Support Pakistan only if it acts against all terror groups: US task force
By Arun Kumar, IANSSaturday, November 13, 2010
WASHINGTON - The United States should invest in a long-term partnership with Pakistan, but only if Pakistan takes action against all terrorist organizations, including the Lashkar-e-Taeba (LeT), blamed for the Mumbai terror attacks, an independent task force has recommended.
In a 98-page report, sponsored by the Council on Foreign Relations, a research centre and think tank, the task force also says the United States consider drastically cutting the number of troops in Afghanistan unless the current strategy starts to show signs of progress.
The report encompasses analysis and recommendations on US policy in Afghanistan and Pakistan from a 25-member bipartisan task force composed of high-profile military and national security experts. It was chaired by former Deputy Secretary of State Richard Armitage and former National Security Adviser Samuel “Sandy” Berger.
The group “conditionally” endorses the current US policy in Afghanistan, including plans for a conditions-based military drawdown in July 2011, but warns that America “cannot afford to continue down this costly path” without the potential for lasting progress.

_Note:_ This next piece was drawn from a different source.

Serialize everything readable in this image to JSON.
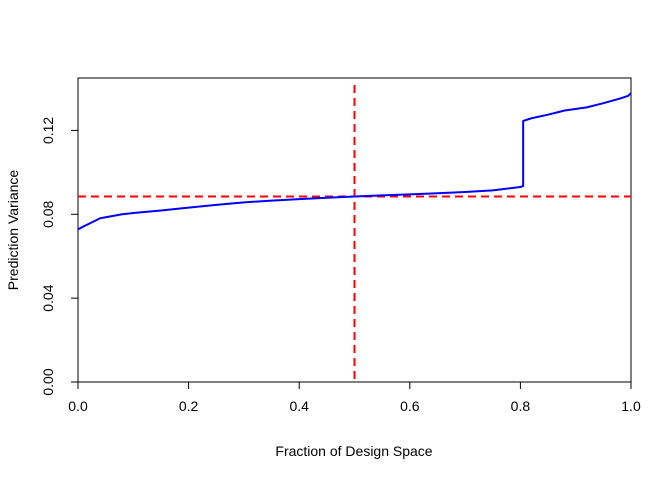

Discussing the report at a news conference Friday , Armitage, who served as deputy secretary of state under President George W. Bush, said Pakistan needs to do a better job pursuing and disabling Pakistan-based terror groups such as the Haqqani Network and Lashkar-e-Taeba, in the same way that it worries about the Pakistani Taliban.
“If we can’t be successful in either jaw-boning, pressuring, or ’sticks-and-carroting’ them into this (fighting the Haqqani Network and LeT), then in the long run we are dealing with a very dangerous situation,” he warned.
The panel recommends that the US maintain existing levels of economic and technical assistance for reconstruction efforts in Pakistan after the devastating summer floods there, and expanding training and equipment for police, paramilitaries, and the Pakistani army.
The independent report, titled “US Strategy for Pakistan and Afghanistan,” precedes the Obama administration’s planned review of US policy in Afghanistan, due in December. The task force panel asks whether the “cloudy picture and high costs” should push the United States to “downsize its ambitions and reduce its military presence in Afghanistan.”
“After nine years of US war in the region, time and patience are understandably short,” the report reads, acknowledging America’s huge budget deficits and sluggish economic recovery.
The task force recommendations for Afghanistan include, among others, shifting a greater burden of that country’s security to Afghan forces, and encouraging political reform, national reconciliation, and regional diplomacy.